All of the great authors of old in one great tome. If you love pulp or wanted to know about it, this is the book for you.

P*rn isn't pretty (I asterisked this like anything else around here, because I get tired of morons searching for all kinds of things that aren't on my blog and while I love my pron, some of these searches would make Larry Flynt just vomit). If you write this book off because it deals with an ugly subject, then you are only depriving yourself.
Upton Sinclair didn't write about subjects that would've been considered "wholesome" in his day, but where would we be if nobody paid attention? You will also be missing out on one of the best and rawest neo-noir books that you've ever read.

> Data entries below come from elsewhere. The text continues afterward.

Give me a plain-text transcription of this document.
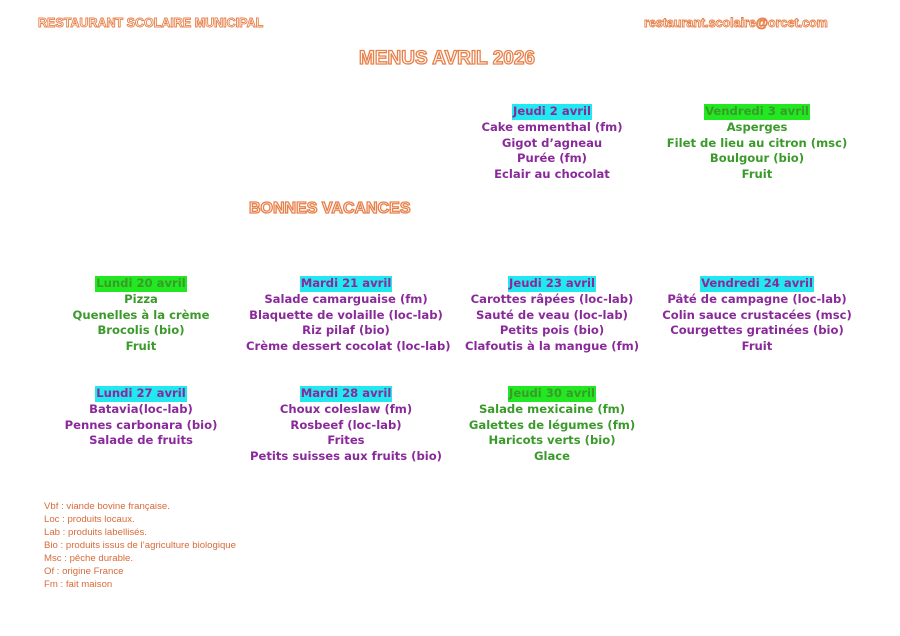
RESTAURANT SCOLAIRE MUNICIPAL	restaurant.scolaire@orcet.com
MENUS AVRIL 2026
BONNES VACANCES
Jeudi 2 avril
Cake emmenthal (fm)
Gigot d’agneau
Purée (fm)
Eclair au chocolat
Vendredi 3 avril
Asperges
Filet de lieu au citron (msc)
Boulgour (bio)
Fruit
Lundi 20 avril
Pizza
Quenelles à la crème
Brocolis (bio)
Fruit
Mardi 21 avril
Salade camarguaise (fm)
Blaquette de volaille (loc-lab)
Riz pilaf (bio)
Crème dessert cocolat (loc-lab)
Jeudi 23 avril
Carottes râpées (loc-lab)
Sauté de veau (loc-lab)
Petits pois (bio)
Clafoutis à la mangue (fm)
Vendredi 24 avril
Pâté de campagne (loc-lab)
Colin sauce crustacées (msc)
Courgettes gratinées (bio)
Fruit
Lundi 27 avril
Batavia(loc-lab)
Pennes carbonara (bio)
Salade de fruits
Mardi 28 avril
Choux coleslaw (fm)
Rosbeef (loc-lab)
Frites
Petits suisses aux fruits (bio)
Jeudi 30 avril
Salade mexicaine (fm)
Galettes de légumes (fm)
Haricots verts (bio)
Glace
Vbf : viande bovine française.
Loc : produits locaux.
Lab : produits labellisés.
Bio : produits issus de l’agriculture biologique
Msc : pêche durable.
Of : origine France
Fm : fait maison
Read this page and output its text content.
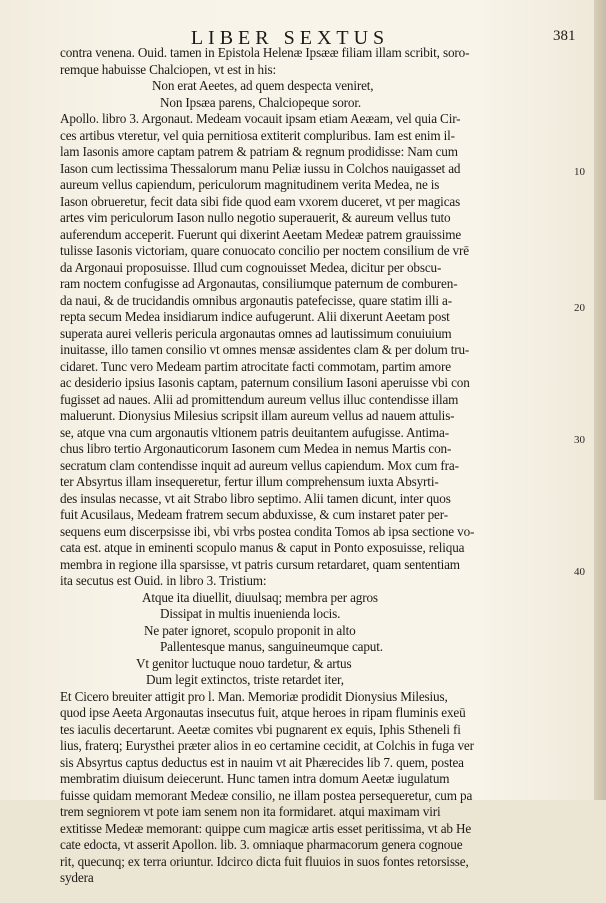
LIBER SEXTUS	381
contra venena. Ouid. tamen in Epistola Helenæ Ipsææ filiam illam scribit, soro-
remque habuisse Chalciopen, vt est in his:
Non erat Aeetes, ad quem despecta veniret,
Non Ipsæa parens, Chalciopeque soror.
Apollo. libro 3. Argonaut. Medeam vocauit ipsam etiam Aeæam, vel quia Cir-
ces artibus vteretur, vel quia pernitiosa extiterit compluribus. Iam est enim il-
lam Iasonis amore captam patrem & patriam & regnum prodidisse: Nam cum
Iason cum lectissima Thessalorum manu Peliæ iussu in Colchos nauigasset ad
aureum vellus capiendum, periculorum magnitudinem verita Medea, ne is
Iason obrueretur, fecit data sibi fide quod eam vxorem duceret, vt per magicas
artes vim periculorum Iason nullo negotio superauerit, & aureum vellus tuto
auferendum acceperit. Fuerunt qui dixerint Aeetam Medeæ patrem grauissime
tulisse Iasonis victoriam, quare conuocato concilio per noctem consilium de vrē
da Argonaui proposuisse. Illud cum cognouisset Medea, dicitur per obscu-
ram noctem confugisse ad Argonautas, consiliumque paternum de comburen-
da naui, & de trucidandis omnibus argonautis patefecisse, quare statim illi a-
repta secum Medea insidiarum indice aufugerunt. Alii dixerunt Aeetam post
superata aurei velleris pericula argonautas omnes ad lautissimum conuiuium
inuitasse, illo tamen consilio vt omnes mensæ assidentes clam & per dolum tru-
cidaret. Tunc vero Medeam partim atrocitate facti commotam, partim amore
ac desiderio ipsius Iasonis captam, paternum consilium Iasoni aperuisse vbi con
fugisset ad naues. Alii ad promittendum aureum vellus illuc contendisse illam
maluerunt. Dionysius Milesius scripsit illam aureum vellus ad nauem attulis-
se, atque vna cum argonautis vltionem patris deuitantem aufugisse. Antima-
chus libro tertio Argonauticorum Iasonem cum Medea in nemus Martis con-
secratum clam contendisse inquit ad aureum vellus capiendum. Mox cum fra-
ter Absyrtus illam insequeretur, fertur illum comprehensum iuxta Absyrti-
des insulas necasse, vt ait Strabo libro septimo. Alii tamen dicunt, inter quos
fuit Acusilaus, Medeam fratrem secum abduxisse, & cum instaret pater per-
sequens eum discerpsisse ibi, vbi vrbs postea condita Tomos ab ipsa sectione vo-
cata est. atque in eminenti scopulo manus & caput in Ponto exposuisse, reliqua
membra in regione illa sparsisse, vt patris cursum retardaret, quam sententiam
ita secutus est Ouid. in libro 3. Tristium:
Atque ita diuellit, diuulsaq; membra per agros
Dissipat in multis inuenienda locis.
Ne pater ignoret, scopulo proponit in alto
Pallentesque manus, sanguineumque caput.
Vt genitor luctuque nouo tardetur, & artus
Dum legit extinctos, triste retardet iter,
Et Cicero breuiter attigit pro l. Man. Memoriæ prodidit Dionysius Milesius,
quod ipse Aeeta Argonautas insecutus fuit, atque heroes in ripam fluminis exeū
tes iaculis decertarunt. Aeetæ comites vbi pugnarent ex equis, Iphis Stheneli fi
lius, fraterq; Eurysthei præter alios in eo certamine cecidit, at Colchis in fuga ver
sis Absyrtus captus deductus est in nauim vt ait Phærecides lib 7. quem, postea
membratim diuisum deiecerunt. Hunc tamen intra domum Aeetæ iugulatum
fuisse quidam memorant Medeæ consilio, ne illam postea persequeretur, cum pa
trem segniorem vt pote iam senem non ita formidaret. atqui maximam viri
extitisse Medeæ memorant: quippe cum magicæ artis esset peritissima, vt ab He
cate edocta, vt asserit Apollon. lib. 3. omniaque pharmacorum genera cognoue
rit, quecunq; ex terra oriuntur. Idcirco dicta fuit fluuios in suos fontes retorsisse,
sydera
10
20
30
40
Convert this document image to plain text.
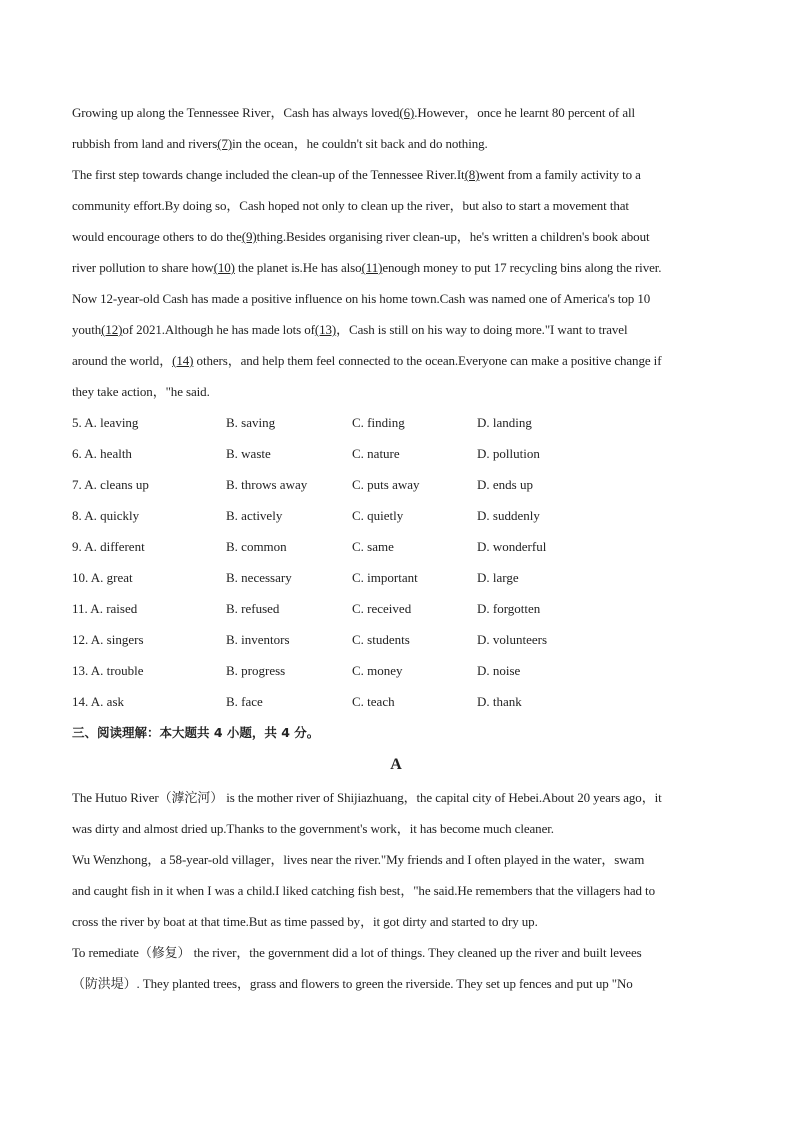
Growing up along the Tennessee River，Cash has always loved(6).However，once he learnt 80 percent of all
rubbish from land and rivers(7)in the ocean，he couldn't sit back and do nothing.
The first step towards change included the clean-up of the Tennessee River.It(8)went from a family activity to a
community effort.By doing so，Cash hoped not only to clean up the river，but also to start a movement that
would encourage others to do the(9)thing.Besides organising river clean-up，he's written a children's book about
river pollution to share how(10) the planet is.He has also(11)enough money to put 17 recycling bins along the river.
Now 12-year-old Cash has made a positive influence on his home town.Cash was named one of America's top 10
youth(12)of 2021.Although he has made lots of(13)，Cash is still on his way to doing more."I want to travel
around the world，(14) others，and help them feel connected to the ocean.Everyone can make a positive change if
they take action，"he said.
5. A. leaving	B. saving	C. finding	D. landing
6. A. health	B. waste	C. nature	D. pollution
7. A. cleans up	B. throws away	C. puts away	D. ends up
8. A. quickly	B. actively	C. quietly	D. suddenly
9. A. different	B. common	C. same	D. wonderful
10. A. great	B. necessary	C. important	D. large
11. A. raised	B. refused	C. received	D. forgotten
12. A. singers	B. inventors	C. students	D. volunteers
13. A. trouble	B. progress	C. money	D. noise
14. A. ask	B. face	C. teach	D. thank
三、阅读理解：本大题共 4 小题，共 4 分。
A
The Hutuo River（滹沱河） is the mother river of Shijiazhuang，the capital city of Hebei.About 20 years ago，it
was dirty and almost dried up.Thanks to the government's work，it has become much cleaner.
Wu Wenzhong，a 58-year-old villager，lives near the river."My friends and I often played in the water，swam
and caught fish in it when I was a child.I liked catching fish best，"he said.He remembers that the villagers had to
cross the river by boat at that time.But as time passed by，it got dirty and started to dry up.
To remediate（修复） the river，the government did a lot of things. They cleaned up the river and built levees
（防洪堤）. They planted trees，grass and flowers to green the riverside. They set up fences and put up "No
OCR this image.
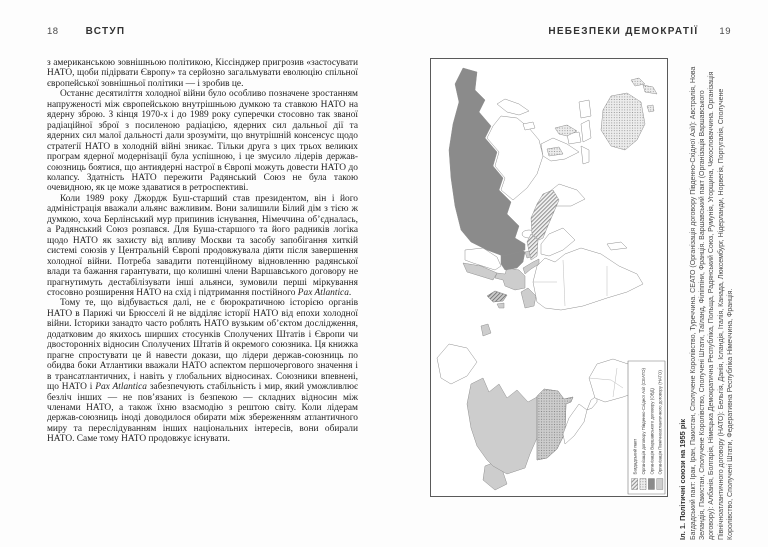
18	ВСТУП

з американською зовнішньою політикою, Кіссінджер пригрозив «застосувати НАТО, щоби підірвати Європу» та серйозно загальмувати еволюцію спільної європейської зовнішньої політики — і зробив це.

Останнє десятиліття холодної війни було особливо позначене зростанням напруженості між європейською внутрішньою думкою та ставкою НАТО на ядерну зброю. З кінця 1970-х і до 1989 року суперечки стосовно так званої радіаційної зброї з посиленою радіацією, ядерних сил дальньої дії та ядерних сил малої дальності дали зрозуміти, що внутрішній консенсус щодо стратегії НАТО в холодній війні зникає. Тільки друга з цих трьох великих програм ядерної модернізації була успішною, і це змусило лідерів держав-союзниць боятися, що антиядерні настрої в Європі можуть довести НАТО до колапсу. Здатність НАТО пережити Радянський Союз не була такою очевидною, як це може здаватися в ретроспективі.

Коли 1989 року Джордж Буш-старший став президентом, він і його адміністрація вважали альянс важливим. Вони залишили Білий дім з тією ж думкою, хоча Берлінський мур припинив існування, Німеччина об’єдналась, а Радянський Союз розпався. Для Буша-старшого та його радників логіка щодо НАТО як захисту від впливу Москви та засобу запобігання хиткій системі союзів у Центральній Європі продовжувала діяти після завершення холодної війни. Потреба завадити потенційному відновленню радянської влади та бажання гарантувати, що колишні члени Варшавського договору не прагнутимуть дестабілізувати інші альянси, зумовили перші міркування стосовно розширення НАТО на схід і підтримання постійного Pax Atlantica.

Тому те, що відбувається далі, не є бюрократичною історією органів НАТО в Парижі чи Брюсселі й не відділяє історії НАТО від епохи холодної війни. Історики занадто часто роблять НАТО вузьким об’єктом дослідження, додатковим до якихось ширших стосунків Сполучених Штатів і Європи чи двосторонніх відносин Сполучених Штатів й окремого союзника. Ця книжка прагне спростувати це й навести докази, що лідери держав-союзниць по обидва боки Атлантики вважали НАТО аспектом першочергового значення і в трансатлантичних, і навіть у глобальних відносинах. Союзники впевнені, що НАТО і Pax Atlantica забезпечують стабільність і мир, який уможливлює безліч інших — не пов’язаних із безпекою — складних відносин між членами НАТО, а також їхню взаємодію з рештою світу. Коли лідерам держав-союзниць іноді доводилося обирати між збереженням атлантичного миру та переслідуванням інших національних інтересів, вони обирали НАТО. Саме тому НАТО продовжує існувати.

НЕБЕЗПЕКИ ДЕМОКРАТІЇ 19
Багдадський пакт Організація договору Південно-Східної Азії (СЕАТО) Організація Варшавського договору (ОВД) Організація Північноатлантичного договору (НАТО) Іл. 1. Політичні союзи на 1955 рік Багдадський пакт: Ірак, Іран, Пакистан, Сполучене Королівство, Туреччина. СЕАТО (Організація договору Південно-Східної Азії): Австралія, Нова Зеландія, Пакистан, Сполучене Королівство, Сполучені Штати, Таїланд, Філіппіни, Франція. Варшавський пакт (Організація Варшавського договору): Албанія, Болгарія, Німецька Демократична Республіка, Польща, Радянський Союз, Румунія, Угорщина, Чехословаччина. Організація Північноатлантичного договору (НАТО): Бельгія, Данія, Ісландія, Італія, Канада, Люксембург, Нідерланди, Норвегія, Португалія, Сполучене Королівство, Сполучені Штати, Федеративна Республіка Німеччина, Франція.
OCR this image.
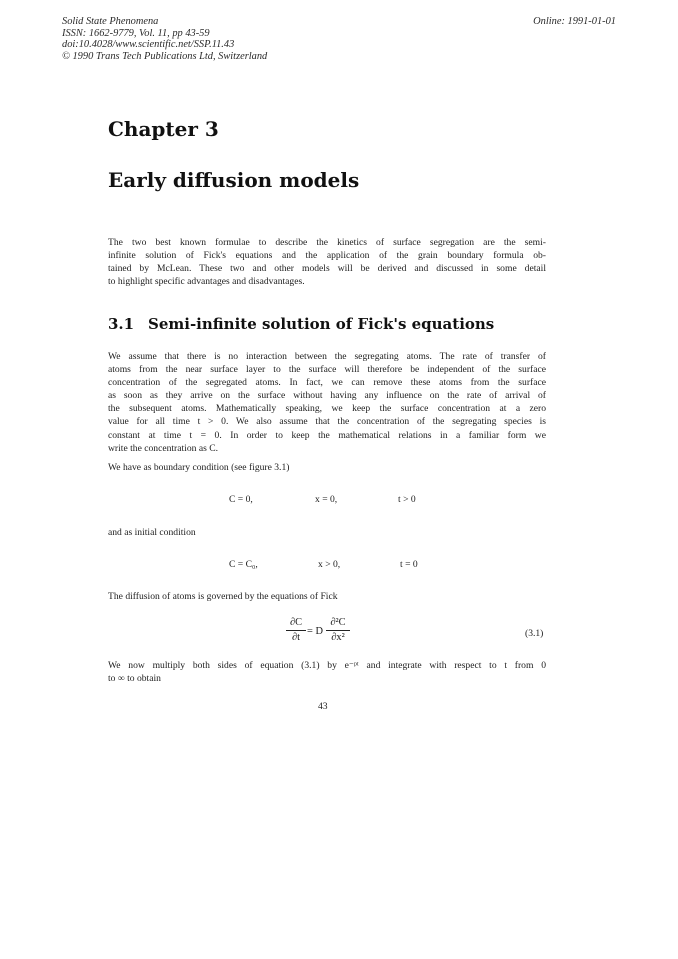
Solid State Phenomena
ISSN: 1662-9779, Vol. 11, pp 43-59
doi:10.4028/www.scientific.net/SSP.11.43
© 1990 Trans Tech Publications Ltd, Switzerland
Online: 1991-01-01
Chapter 3
Early diffusion models
The two best known formulae to describe the kinetics of surface segregation are the semi-
infinite solution of Fick's equations and the application of the grain boundary formula ob-
tained by McLean. These two and other models will be derived and discussed in some detail
to highlight specific advantages and disadvantages.
3.1 Semi-infinite solution of Fick's equations
We assume that there is no interaction between the segregating atoms. The rate of transfer of
atoms from the near surface layer to the surface will therefore be independent of the surface
concentration of the segregated atoms. In fact, we can remove these atoms from the surface
as soon as they arrive on the surface without having any influence on the rate of arrival of
the subsequent atoms. Mathematically speaking, we keep the surface concentration at a zero
value for all time t > 0. We also assume that the concentration of the segregating species is
constant at time t = 0. In order to keep the mathematical relations in a familiar form we
write the concentration as C.
We have as boundary condition (see figure 3.1)
C = 0,	x = 0,	t > 0
and as initial condition
C = C₀,	x > 0,	t = 0
The diffusion of atoms is governed by the equations of Fick
∂C
∂t
= D
∂²C
∂x²	(3.1)
We now multiply both sides of equation (3.1) by e⁻ᵖᵗ and integrate with respect to t from 0
to ∞ to obtain
43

"The Brass Verdict" is classic Connelly, which means to all of you Connelly-neophytes? Excellence. Part of the ending is little too convenient, but, hey.

The end of Easy Rawlins? Read it, and then, tell me.

For those who don't want to deal with violence or gore (uh, Baroness, uh Quin)? I give you "Snakeskin Shamisen." A great mystery in which the protagonist, Mas Arai, is a septuagenarian Japanese gardener that probably weighs all of 110 lbs, max.
Like Walter Mosley's Paris Minton, Mas probably couldn't beat anyone in his weight class in a fair fight, but don't doubt his mind or his heart. Unlike Mosley's Minton, he doesn't have Fearless Jones to defend him.
By virtue of his size and race, Mas is the fly on the wall that is underestimated or ignored all together and Miss Hirahara just gives you enough of the basics of the mystery to go on. The reader is as much in the dark as the protagonist is and it's a real treat to find everything out just as he does.

If you were to take the premise of "The Crime Writer" at face value, you might find it a tad soap opera-ish. I'm not going to give it to you here, you'll have to seek it out. I will tell you that Hurwitz out-Crais-ed Robert Crais this year and this book is in my top three reads of this year.
In my opinion, this is best effort of Max Allan Collins in the last three years. Don't be fooled by the cover or the premise of hitman with a heart, Collins manages to pull it off.